Already, authorities have taken advantage of this vague language. On June 12th, three residents of the central Russian city of Kemerovo were detained and later summoned to appear in court for “organizing an unsanctioned rally.” The trio had been walking down the street bearing white ribbons and balloons in support of the rally in Moscow.

Then there were the raids on opposition leaders’ residences that took place a day before the protests. On June 11th, Investigative Committee (IC) officials searched the apartments of Alexey Navalny, Sergey Udaltsov, Boris Nemtsov, Ilya Yashin, and Ksenia Sobchak. The search warrants had been issued on the grounds that all of them had witnessed the confrontations between police and protesters at the May 6th demonstration. Authorities confiscated electronic devices, documents, and money. In addition, the opposition leaders were summoned to appear at interrogations scheduled to begin an hour before the following day’s rally. As a result, none of them made it to the rally.

 

Opposition leaders Ksenia Sobchak and Ilya Yashin were summoned for interrogations at the Investigation Committee headquarters on June 12th, the same day as the second March of Millions

 

This chain of events becomes even more complicated with the latest scandal involving the deputy editor-in-chief of Novaya Gazeta Sergei Sokolov and IC head Aleksandr Bastrykin. The incident was triggered by an article in which Sokolov harshly criticized the IC’s handling of the Kushchevskaya massacre. According to the journalist, after the article's publication, he was called in for a personal meeting with Bastrykin who wanted to “clarify some details.” This meeting went poorly; Sokolov was yelled at and kicked out. Afterwards, IC guards drove him to the forest where Bastrykin spoke with him again, this time, screaming and threatening his life. In response to these horrific actions, Novaya Gazeta editor-in-chief Dmitry Muratov printed an open letter to Bastrykin, demanding a public apology. Muratov rallied the support of many journalists, some of whom proceeded to picket outside of the IC building in Moscow. Eventually, Bastrykin buckled under this pressure and apologized for his “emotional outburst,” although he never acknowledged that the incident in the forest took place.

 

Under public pressure, head of the Investigation Committee Aleksander Bastrykin (Left) offered his official apologies to Novaya Gazeta's journalist Sergei Sokolov (Right)

 

Analysts agree  that the opposition movement is only gaining steam. The discontent fomenting over the course of the past six months has not been dampened by Putin’s victory, the police brutality during the May protests, nor by the amendments to the law on demonstrations. The active segment of civil society refuses to be intimidated or deceived.

Nonetheless, the opposition movement has yet to develop a solid political platform. Its role in the political process remains minimal due to the fact that Russian politics tend to function independently of civil society and its interests. Maria Lipman, Editor-in-Chief of Pro et Contra, commented that, “It was naïve to think that if tens of thousands people went into the street and started chanting “Russia Without Putin!” it would make him disappear. This movement is not very influential in terms of direct political impact. <…> The elite, at least in the public sphere, remain loyal [to the Kremlin], institutions are still under state control <…> The judiciary doesn’t fail to support the Kremlin, either. So far, the opposition has posed no direct political threat to the state. Nonetheless, [the emergence of the protest movement] is very important.”

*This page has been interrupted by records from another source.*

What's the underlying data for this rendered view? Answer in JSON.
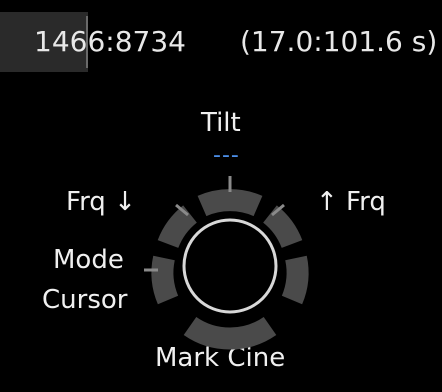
{
  "readout": {
    "frame_range": "1466:8734",
    "time_range": "(17.0:101.6 s)"
  },
  "knob": {
    "top_label": "Tilt",
    "top_value": "---",
    "left_label": "Frq ↓",
    "right_label": "↑ Frq",
    "side_labels": [
      "Mode",
      "Cursor"
    ],
    "bottom_label": "Mark Cine"
  },
  "colors": {
    "background": "#000000",
    "text": "#f0f0f0",
    "value_accent": "#4c8ee8",
    "segment": "#4a4a4a",
    "ring": "#d8d8d8"
  }
}
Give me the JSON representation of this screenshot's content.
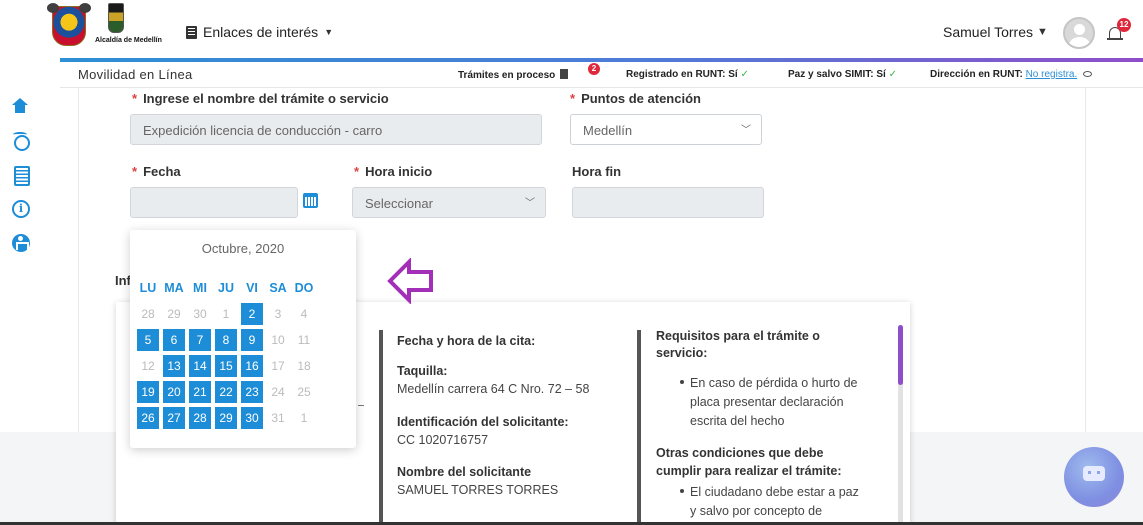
{
  "header": {
    "logo_text": "Alcaldía de Medellín",
    "links_menu_label": "Enlaces de interés",
    "user_name": "Samuel Torres",
    "notification_count": "12"
  },
  "subheader": {
    "title": "Movilidad en Línea",
    "tramites_label": "Trámites en proceso",
    "tramites_count": "2",
    "runt_label": "Registrado en RUNT:",
    "runt_value": "Sí",
    "simit_label": "Paz y salvo SIMIT:",
    "simit_value": "Sí",
    "direccion_label": "Dirección en RUNT:",
    "direccion_value": "No registra."
  },
  "sidebar": {
    "items": [
      "home-icon",
      "radar-icon",
      "list-icon",
      "info-icon",
      "accessibility-icon"
    ]
  },
  "form": {
    "tramite_label": "Ingrese el nombre del trámite o servicio",
    "tramite_value": "Expedición licencia de conducción - carro",
    "puntos_label": "Puntos de atención",
    "puntos_value": "Medellín",
    "fecha_label": "Fecha",
    "hora_inicio_label": "Hora inicio",
    "hora_inicio_value": "Seleccionar",
    "hora_fin_label": "Hora fin",
    "info_label_partial": "Inf"
  },
  "calendar": {
    "month": "Octubre,",
    "year": "2020",
    "weekdays": [
      "LU",
      "MA",
      "MI",
      "JU",
      "VI",
      "SA",
      "DO"
    ],
    "weeks": [
      [
        {
          "d": "28",
          "s": "muted"
        },
        {
          "d": "29",
          "s": "muted"
        },
        {
          "d": "30",
          "s": "muted"
        },
        {
          "d": "1",
          "s": "muted"
        },
        {
          "d": "2",
          "s": "active"
        },
        {
          "d": "3",
          "s": "muted"
        },
        {
          "d": "4",
          "s": "muted"
        }
      ],
      [
        {
          "d": "5",
          "s": "active"
        },
        {
          "d": "6",
          "s": "active"
        },
        {
          "d": "7",
          "s": "active"
        },
        {
          "d": "8",
          "s": "active"
        },
        {
          "d": "9",
          "s": "active"
        },
        {
          "d": "10",
          "s": "muted"
        },
        {
          "d": "11",
          "s": "muted"
        }
      ],
      [
        {
          "d": "12",
          "s": "muted"
        },
        {
          "d": "13",
          "s": "active"
        },
        {
          "d": "14",
          "s": "active"
        },
        {
          "d": "15",
          "s": "active"
        },
        {
          "d": "16",
          "s": "active"
        },
        {
          "d": "17",
          "s": "muted"
        },
        {
          "d": "18",
          "s": "muted"
        }
      ],
      [
        {
          "d": "19",
          "s": "active"
        },
        {
          "d": "20",
          "s": "active"
        },
        {
          "d": "21",
          "s": "active"
        },
        {
          "d": "22",
          "s": "active"
        },
        {
          "d": "23",
          "s": "active"
        },
        {
          "d": "24",
          "s": "muted"
        },
        {
          "d": "25",
          "s": "muted"
        }
      ],
      [
        {
          "d": "26",
          "s": "active"
        },
        {
          "d": "27",
          "s": "active"
        },
        {
          "d": "28",
          "s": "active"
        },
        {
          "d": "29",
          "s": "active"
        },
        {
          "d": "30",
          "s": "active"
        },
        {
          "d": "31",
          "s": "muted"
        },
        {
          "d": "1",
          "s": "muted"
        }
      ]
    ]
  },
  "ticket": {
    "fecha_hora_label": "Fecha y hora de la cita:",
    "taquilla_label": "Taquilla:",
    "taquilla_value": "Medellín carrera 64 C Nro. 72 – 58",
    "identificacion_label": "Identificación del solicitante:",
    "identificacion_value": "CC 1020716757",
    "nombre_label": "Nombre del solicitante",
    "nombre_value": "SAMUEL TORRES TORRES",
    "requisitos_title_1": "Requisitos para el trámite o",
    "requisitos_title_2": "servicio:",
    "requisito_1_l1": "En caso de pérdida o hurto de",
    "requisito_1_l2": "placa presentar declaración",
    "requisito_1_l3": "escrita del hecho",
    "otras_title_1": "Otras condiciones que debe",
    "otras_title_2": "cumplir para realizar el trámite:",
    "otra_1_l1": "El ciudadano debe estar a paz",
    "otra_1_l2": "y salvo por concepto de"
  },
  "colors": {
    "accent": "#1e8dd8",
    "highlight_arrow": "#a32fb8",
    "required": "#e04040",
    "check": "#3bb54a"
  }
}
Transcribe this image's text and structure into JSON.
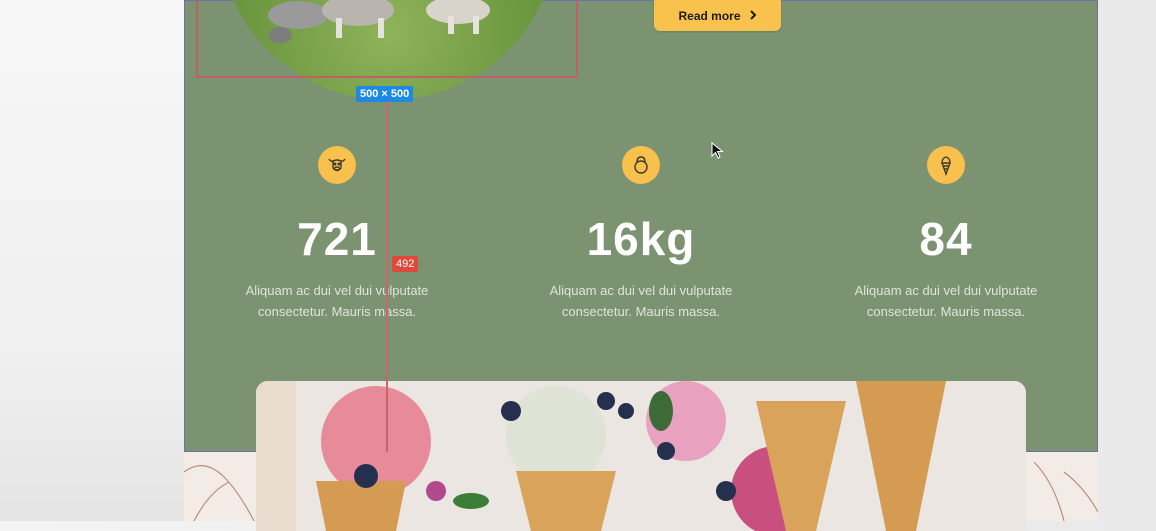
{
  "hero": {
    "read_more_label": "Read more",
    "image_size_label": "500 × 500"
  },
  "editor": {
    "guide_distance_label": "492"
  },
  "stats": [
    {
      "icon": "cow-icon",
      "value": "721",
      "description_line1": "Aliquam ac dui vel dui vulputate",
      "description_line2": "consectetur. Mauris massa."
    },
    {
      "icon": "kettlebell-icon",
      "value": "16kg",
      "description_line1": "Aliquam ac dui vel dui vulputate",
      "description_line2": "consectetur. Mauris massa."
    },
    {
      "icon": "ice-cream-icon",
      "value": "84",
      "description_line1": "Aliquam ac dui vel dui vulputate",
      "description_line2": "consectetur. Mauris massa."
    }
  ],
  "colors": {
    "section_background": "#7b9370",
    "accent_yellow": "#f9c24d",
    "selection_red": "#c0606a",
    "size_badge_blue": "#1e88e5"
  }
}
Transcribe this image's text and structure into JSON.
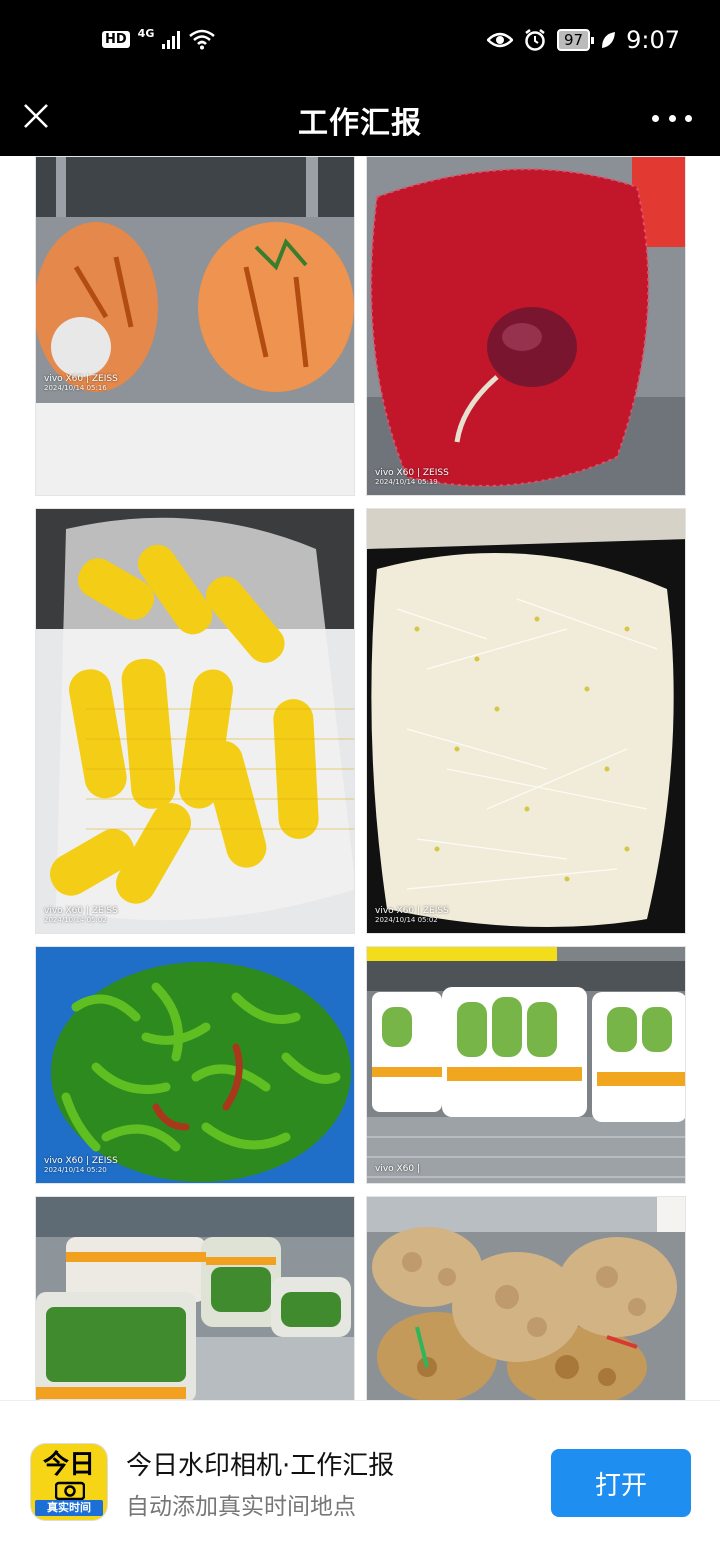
{
  "status_bar": {
    "hd": "HD",
    "network": "4G",
    "battery": "97",
    "time": "9:07",
    "icons": [
      "signal-icon",
      "wifi-icon",
      "eye-icon",
      "alarm-icon",
      "leaf-icon"
    ]
  },
  "header": {
    "title": "工作汇报",
    "close_icon": "close-icon",
    "more_icon": "more-icon"
  },
  "photos": [
    {
      "subject": "carrots",
      "brand": "vivo X60 | ZEISS",
      "date": "2024/10/14 05:16"
    },
    {
      "subject": "red onions",
      "brand": "vivo X60 | ZEISS",
      "date": "2024/10/14 05:19"
    },
    {
      "subject": "corn",
      "brand": "vivo X60 | ZEISS",
      "date": "2024/10/14 05:02"
    },
    {
      "subject": "bean sprouts",
      "brand": "vivo X60 | ZEISS",
      "date": "2024/10/14 05:02"
    },
    {
      "subject": "green peppers",
      "brand": "vivo X60 | ZEISS",
      "date": "2024/10/14 05:20"
    },
    {
      "subject": "bok choy",
      "brand": "vivo X60 |",
      "date": ""
    },
    {
      "subject": "bagged greens",
      "brand": "",
      "date": ""
    },
    {
      "subject": "ginger",
      "brand": "",
      "date": ""
    }
  ],
  "banner": {
    "icon_big": "今日",
    "icon_small": "真实时间",
    "app_name": "今日水印相机·工作汇报",
    "app_desc": "自动添加真实时间地点",
    "open_label": "打开"
  }
}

Andrei Ryabov of the Carnegie Moscow Center named three types of protesters involved in the movement. The first category makes social and economic demands, calling the state to raise the standard of living and provide greater social security. The second category seeks political reforms, such as true competition in the political arena, pluralism, and the division of powers among the branches of government. The third category, in Ryabov’s words, advocates for human dignity, and is the one that initiated the process that he calls 'civil emancipation'. “They avoid political and ideological identification in principle, but stand for everything else. They are probably the reason the protest movement cannot come up with a common political program, or endorse a single leader.”

The opposition's lack of a common political platform seriously weakens its influence and ability to complete with the regime. Some analysts, such as Stanislav Belkovsky, believe that the problem is rooted in the opposition leaders, who, in their opinion, use protest activities for self-promotion and whose egos keep them from reaching a consensus among themselves. In contrast, other analysts, including Andrey Piontkovsky, believe that the foundations for a unified platform are already in place and can be found in the Free Russia Manifesto, which was signed in by all major opposition leaders.

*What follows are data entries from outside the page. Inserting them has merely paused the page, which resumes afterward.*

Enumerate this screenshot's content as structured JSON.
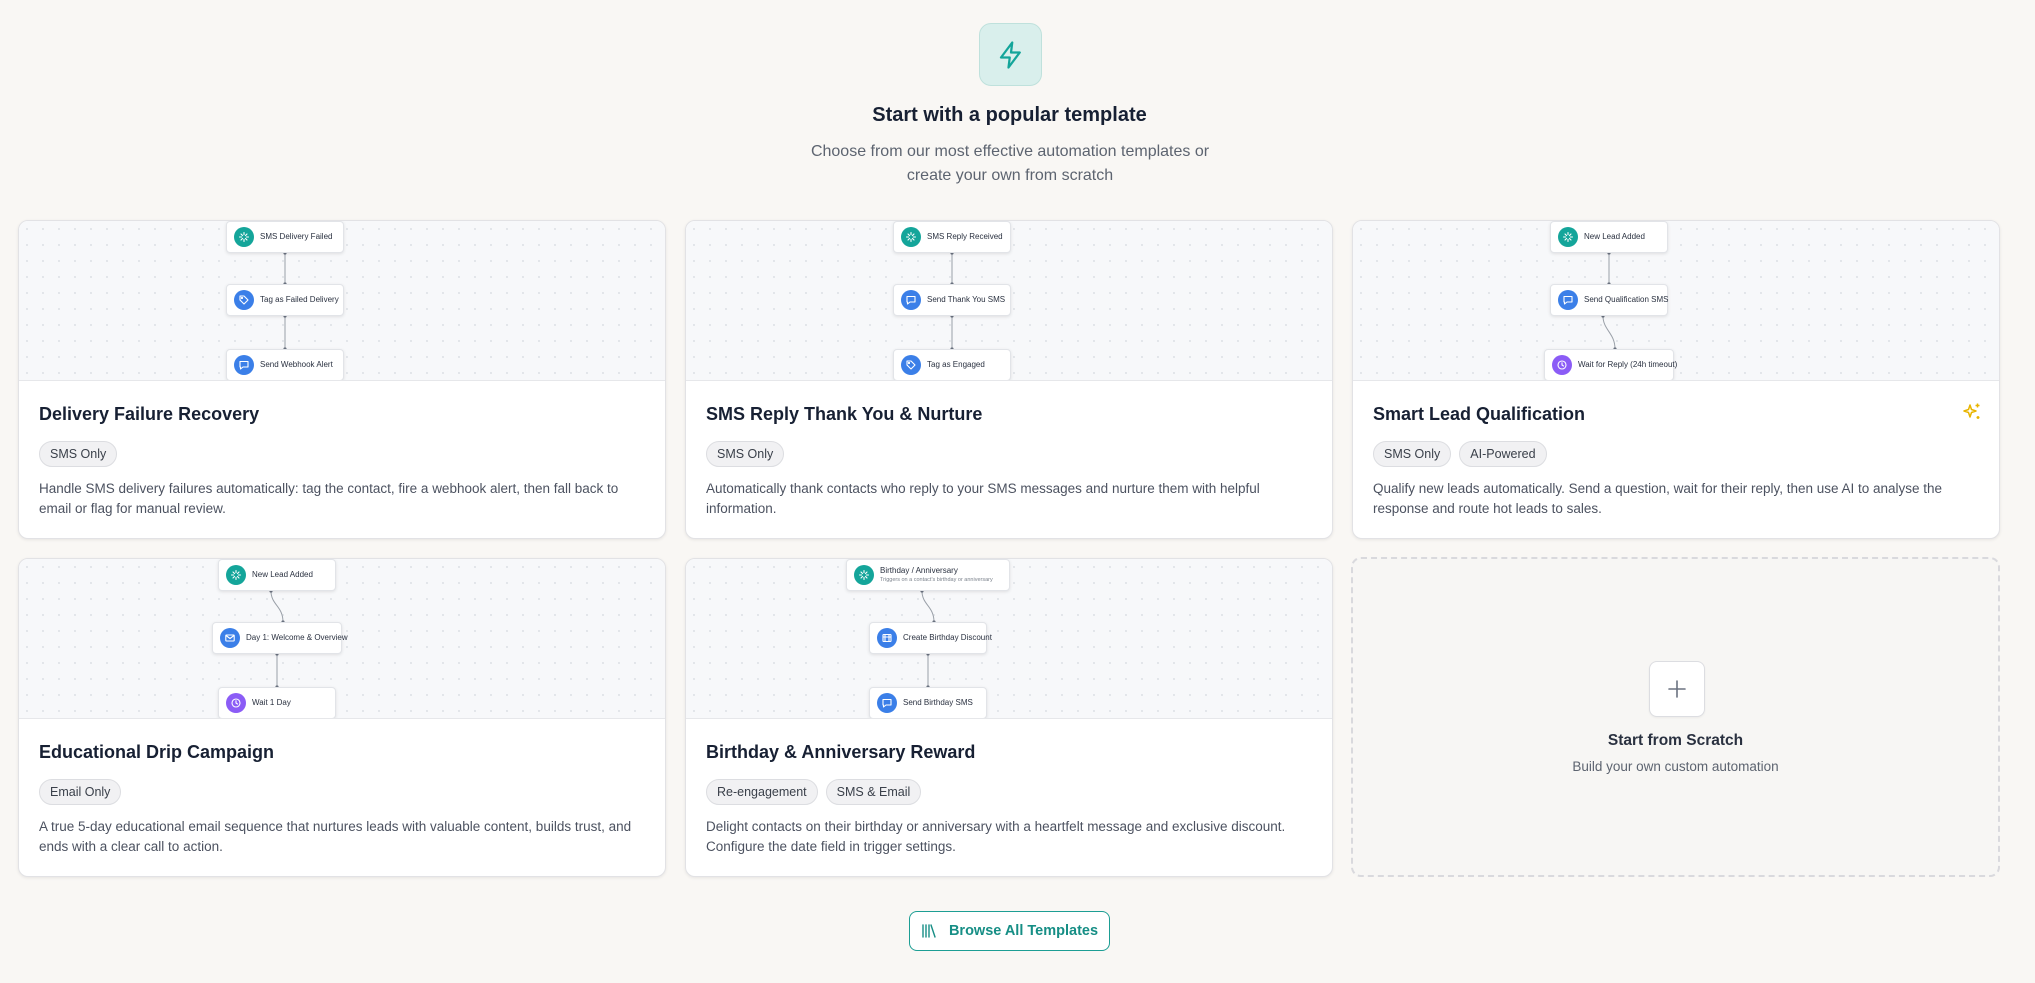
{
  "header": {
    "icon": "lightning-bolt-icon",
    "title": "Start with a popular template",
    "subtitle": "Choose from our most effective automation templates or create your own from scratch"
  },
  "colors": {
    "accent": "#14a59a",
    "node_blue": "#3b7fe8",
    "node_purple": "#8b5cf6",
    "ai_sparkle": "#e8b400"
  },
  "templates": [
    {
      "title": "Delivery Failure Recovery",
      "badges": [
        "SMS Only"
      ],
      "description": "Handle SMS delivery failures automatically: tag the contact, fire a webhook alert, then fall back to email or flag for manual review.",
      "ai": false,
      "nodes": [
        {
          "label": "SMS Delivery Failed",
          "icon": "trigger-icon"
        },
        {
          "label": "Tag as Failed Delivery",
          "icon": "tag-icon"
        },
        {
          "label": "Send Webhook Alert",
          "icon": "message-icon"
        }
      ]
    },
    {
      "title": "SMS Reply Thank You & Nurture",
      "badges": [
        "SMS Only"
      ],
      "description": "Automatically thank contacts who reply to your SMS messages and nurture them with helpful information.",
      "ai": false,
      "nodes": [
        {
          "label": "SMS Reply Received",
          "icon": "trigger-icon"
        },
        {
          "label": "Send Thank You SMS",
          "icon": "message-icon"
        },
        {
          "label": "Tag as Engaged",
          "icon": "tag-icon"
        }
      ]
    },
    {
      "title": "Smart Lead Qualification",
      "badges": [
        "SMS Only",
        "AI-Powered"
      ],
      "description": "Qualify new leads automatically. Send a question, wait for their reply, then use AI to analyse the response and route hot leads to sales.",
      "ai": true,
      "nodes": [
        {
          "label": "New Lead Added",
          "icon": "trigger-icon"
        },
        {
          "label": "Send Qualification SMS",
          "icon": "message-icon"
        },
        {
          "label": "Wait for Reply (24h timeout)",
          "icon": "clock-icon"
        }
      ]
    },
    {
      "title": "Educational Drip Campaign",
      "badges": [
        "Email Only"
      ],
      "description": "A true 5-day educational email sequence that nurtures leads with valuable content, builds trust, and ends with a clear call to action.",
      "ai": false,
      "nodes": [
        {
          "label": "New Lead Added",
          "icon": "trigger-icon"
        },
        {
          "label": "Day 1: Welcome & Overview",
          "icon": "mail-icon"
        },
        {
          "label": "Wait 1 Day",
          "icon": "clock-icon"
        }
      ]
    },
    {
      "title": "Birthday & Anniversary Reward",
      "badges": [
        "Re-engagement",
        "SMS & Email"
      ],
      "description": "Delight contacts on their birthday or anniversary with a heartfelt message and exclusive discount. Configure the date field in trigger settings.",
      "ai": false,
      "nodes": [
        {
          "label": "Birthday / Anniversary",
          "sublabel": "Triggers on a contact's birthday or anniversary",
          "icon": "trigger-icon"
        },
        {
          "label": "Create Birthday Discount",
          "icon": "discount-icon"
        },
        {
          "label": "Send Birthday SMS",
          "icon": "message-icon"
        }
      ]
    }
  ],
  "scratch": {
    "title": "Start from Scratch",
    "subtitle": "Build your own custom automation",
    "icon": "plus-icon"
  },
  "browse": {
    "label": "Browse All Templates",
    "icon": "library-icon"
  }
}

As for average Russian citizens, Pew Center polls published this May reflect a conflicted populace. Seventy-two percent have a favorable opinion of Vladimir Putin; 56% are satisfied with the way the recent presidential election was run; 57% think that a strong leader is more important than democracy; only 32% disagree entirely. It’s worth nothing that in 1991, the ratio was 39% to 51% in favor of democracy. Seventy-five percent of Russians today believe that a strong economy is more important than democracy (19% believe the opposite). At the same time, 64% of respondents said that the current economic conditions were bad. It is possible that Russians have not yet connected the country’s economic problems with its “strong leader.” Andrey Piontkovsky predicted this changing in the coming autumn when utilities prices will be raised, which could finally push the protest movement into the provinces.

 

Despite mass protests in major Russian cities, 72% of the Russian population still has a favorable opinion of Vladimir Putin

 

Overall, recent developments are signs of the authorities' irritation with the continuing demonstrations. The Kremlin doesn't seem to understand why the unspoken accord that has existed for years, entailing the implicit exchange of political liberties for economic stability, has suddenly begun to disintegrate. Of course, this regime has always had its enemies, but up until now, they were few and could be neutralized or put down with directed measures. In the past, the public had been largely silent.

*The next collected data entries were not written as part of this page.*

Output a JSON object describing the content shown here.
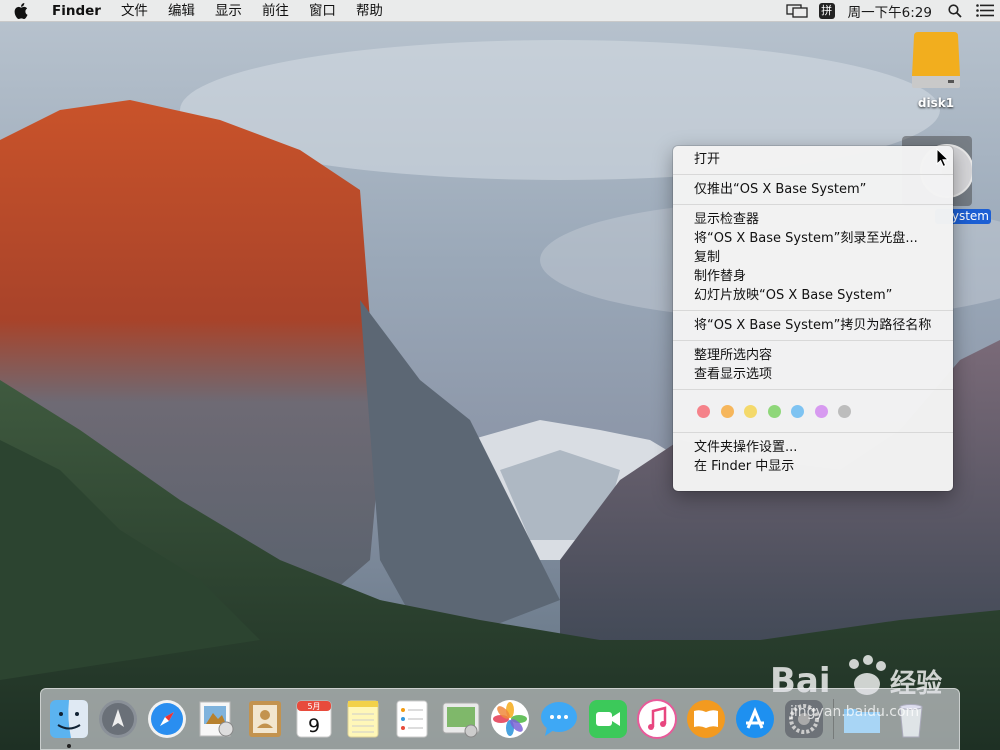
{
  "menubar": {
    "app_name": "Finder",
    "items": [
      "文件",
      "编辑",
      "显示",
      "前往",
      "窗口",
      "帮助"
    ],
    "ime_label": "拼",
    "clock": "周一下午6:29"
  },
  "desktop": {
    "disk1_label": "disk1",
    "osx_label": "ystem"
  },
  "context_menu": {
    "group1": [
      "打开"
    ],
    "group2": [
      "仅推出“OS X Base System”"
    ],
    "group3": [
      "显示检查器",
      "将“OS X Base System”刻录至光盘...",
      "复制",
      "制作替身",
      "幻灯片放映“OS X Base System”"
    ],
    "group4": [
      "将“OS X Base System”拷贝为路径名称"
    ],
    "group5": [
      "整理所选内容",
      "查看显示选项"
    ],
    "tag_colors": [
      "#f5828a",
      "#f6b65c",
      "#f4d96b",
      "#8fd77a",
      "#7ec3f2",
      "#d79af0",
      "#bdbdbd"
    ],
    "group6": [
      "文件夹操作设置...",
      "在 Finder 中显示"
    ]
  },
  "dock": {
    "apps": [
      "finder-icon",
      "launchpad-icon",
      "safari-icon",
      "preview-icon",
      "contacts-icon",
      "calendar-icon",
      "notes-icon",
      "reminders-icon",
      "photo-booth-icon",
      "photos-icon",
      "messages-icon",
      "facetime-icon",
      "itunes-icon",
      "ibooks-icon",
      "app-store-icon",
      "system-preferences-icon"
    ],
    "calendar_month": "5月",
    "calendar_day": "9"
  },
  "watermark": {
    "brand": "Bai",
    "brand_cn": "经验",
    "url": "jingyan.baidu.com"
  }
}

Originally, the authorities supposed that the protests had been brought about by the rampant voter fraud that took place during the December 2011 parliamentary elections. They figured that after Putin's victory in the presidential election, even the most radical opposition leaders wouldn’t be able to help but admit that the President had the support of the (narrow) majority. But the tide of protests has refused to ebb. On top of that, it has brought about yet more political failures on the part of the regime following the rallies at Bolotnaya Square and Sakharov Avenue.

The impending split in the Kremlin is aggravated by the fact that neither Putin nor the majority of the elite see the opposition as a force to truly engage with. They continue to function in the construct of a system that includes elements of two different political cultures. On one side, the so-called "corporatism of the chekhists," a coalition among the career Kremlin strongmen, and on the other side, the oligarchy, representing the more liberal faction of the elite that is more tolerant to opposition. The ruling class has realized that a hostile mass has emerged, eroding the system and threatening its prosperity. Instead of looking for opportunities to create a dialogue, authorities will continue to mechanically assess the risks, develop counter-measures, and attempt to use directed repressive measures in order to gain traction over the movement and reduce the threat it poses.

This autumn, the future path of the Russian political system will be revealed following the first regional parliamentary elections to include opposition candidates. The next March of Millions, tentatively scheduled for September 15th, will also be telling. As Andrei Ryabov wrote, when there is a stand-off instead of a dialogue, “violence inevitably comes to drive the political process, and the violence reproduces itself as each side uses it as the only available means for expressing its will.” In the worst-case scenario, this violence could lead to a serious social rupture—and the inevitable casualties.